The two Palestinians who allegedly committed the stabbing attacks were shot dead on scene in the separate incidents, hours apart.

Police spokesperson Micky Rosenfeld told Ma’an News Agency that the ban on Palestinians entering the Old City was put in place in order to ‘prevent any further incidents or attacks.’

He said that extra police officers have been deployed across East Jerusalem.

An official in the Palestinian Authority Ministry of Endowment, which is responsible for the Al-Aqsa Mosque compound, told Ma’an that more than 100 right-wing Jews toured the compound on Sunday morning escorted by Israeli officers, while Palestinians were banned.

Before the restriction on Palestinian entry was announced, Palestinian shop owners in the Old City declared a closure off all businesses at the request of Islamic and nationalistic factions and in protest against the recent escalations around the Al-Aqsa Mosque compound.

Meanwhile, clashes between Palestinian youth and Israeli forces elsewhere in occupied East Jerusalem continued.

In the East Jerusalem village of al-Isawiya , Israeli forces raided the home of Fadi Alloun, a 19-year-old who was allegedly responsible for Sunday morning’s stabbing attack on a 16-year-old Israeli during the earliest hours of Sunday morning.

At the home, Israeli forces reportedly assaulted women with rods and police tasers, damaged furniture and seized seven mobile phones, family members said.

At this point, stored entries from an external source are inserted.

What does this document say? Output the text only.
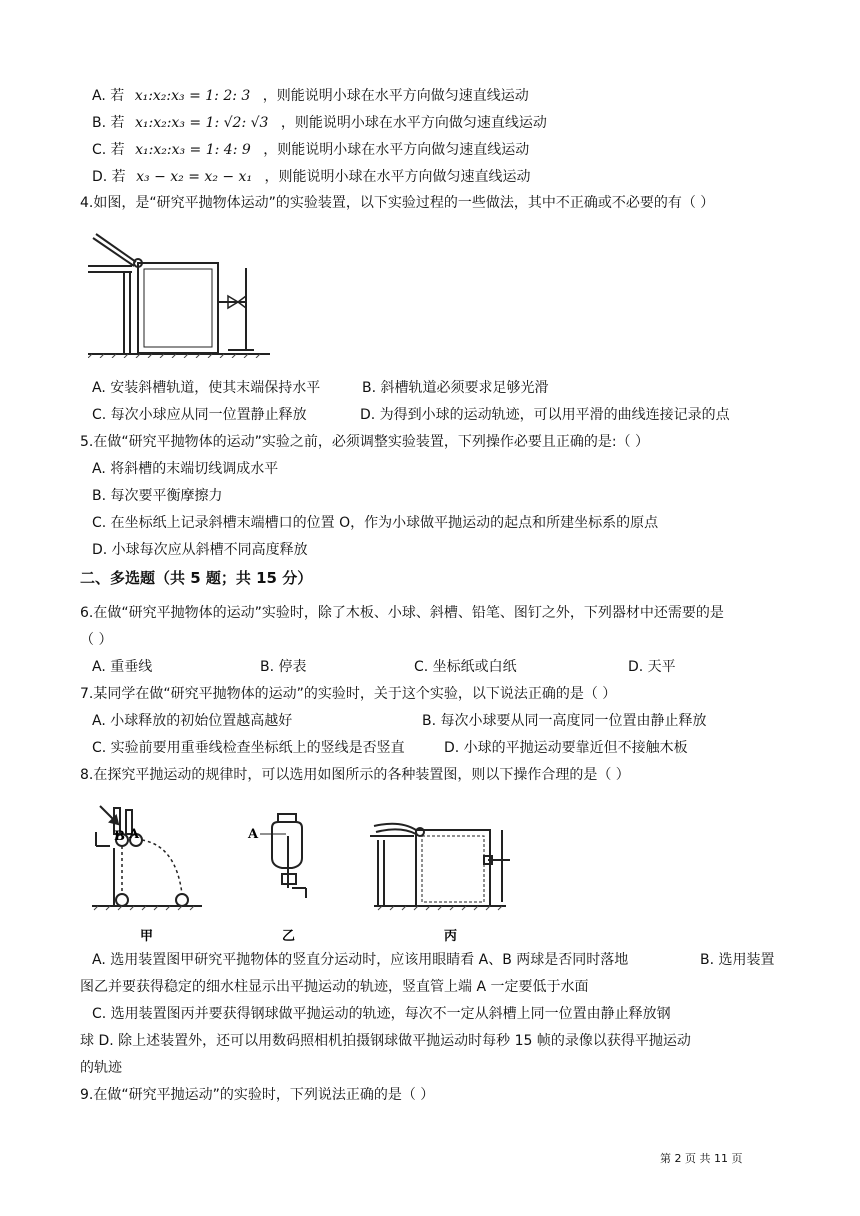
A. 若 x₁:x₂:x₃ = 1: 2: 3 ，则能说明小球在水平方向做匀速直线运动
B. 若 x₁:x₂:x₃ = 1: √2: √3 ，则能说明小球在水平方向做匀速直线运动
C. 若 x₁:x₂:x₃ = 1: 4: 9 ，则能说明小球在水平方向做匀速直线运动
D. 若 x₃ − x₂ = x₂ − x₁ ，则能说明小球在水平方向做匀速直线运动
4.如图，是“研究平抛物体运动”的实验装置，以下实验过程的一些做法，其中不正确或不必要的有（ ）
A. 安装斜槽轨道，使其末端保持水平	B. 斜槽轨道必须要求足够光滑
C. 每次小球应从同一位置静止释放	D. 为得到小球的运动轨迹，可以用平滑的曲线连接记录的点
5.在做“研究平抛物体的运动”实验之前，必须调整实验装置，下列操作必要且正确的是:（ ）
A. 将斜槽的末端切线调成水平
B. 每次要平衡摩擦力
C. 在坐标纸上记录斜槽末端槽口的位置 O，作为小球做平抛运动的起点和所建坐标系的原点
D. 小球每次应从斜槽不同高度释放
二、多选题（共 5 题；共 15 分）
6.在做“研究平抛物体的运动”实验时，除了木板、小球、斜槽、铅笔、图钉之外，下列器材中还需要的是
（ ）
A. 重垂线	B. 停表	C. 坐标纸或白纸	D. 天平
7.某同学在做“研究平抛物体的运动”的实验时，关于这个实验，以下说法正确的是（ ）
A. 小球释放的初始位置越高越好	B. 每次小球要从同一高度同一位置由静止释放
C. 实验前要用重垂线检查坐标纸上的竖线是否竖直	D. 小球的平抛运动要靠近但不接触木板
8.在探究平抛运动的规律时，可以选用如图所示的各种装置图，则以下操作合理的是（ ）
B A	A
甲	乙	丙
A. 选用装置图甲研究平抛物体的竖直分运动时，应该用眼睛看 A、B 两球是否同时落地	B. 选用装置
图乙并要获得稳定的细水柱显示出平抛运动的轨迹，竖直管上端 A 一定要低于水面
C. 选用装置图丙并要获得钢球做平抛运动的轨迹，每次不一定从斜槽上同一位置由静止释放钢
球 D. 除上述装置外，还可以用数码照相机拍摄钢球做平抛运动时每秒 15 帧的录像以获得平抛运动
的轨迹
9.在做“研究平抛运动”的实验时，下列说法正确的是（ ）
第 2 页 共 11 页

Alloun’s aunt, Haifa Alloun, told Ma’an that the family rejected the accusation that her nephew had stabbed an Israeli teen before being shot dead by Israeli forces, saying Alloun was instead ‘targeted and killed in cold blood.’

However the family of Mohannad Halabi, the young man responsible for Saturday’s attack in which two ultra-orthodox Israelis were killed and two more wounded, including a 2-year-old child, accepted and praised Halabi’s attack, calling him a ‘martyr’ for Al-Aqsa.

The flashpoint Al-Aqsa Mosque compound has been the site of clashes for weeks, with Israeli forces repeatedly storming the holy site to clear way for Jewish worshipers during a series of Jewish holidays.

The most recent of these, the eight-day Sukkot festival, began on Sunday, and has seen severe restrictions imposed on Palestinians seeking to enter the compound.

Palestinians fear Israel is seeking to change rules governing the site, where Jews are allowed to visit, but not pray to avoid provoking tensions.

Last month’s flareup prompted calls for restraint from both the United Nations and the United States, and a warning from Jordan, which has custodianship rights over Muslim holy places in Jerusalem under its 1994 peace treaty with Israel, that relations were on the line.

On Tuesday, Palestinian president Mahmoud Abbas warned of the ‘risk of an intifada’ if clashes over the Al-Aqsa Mosque compound continue.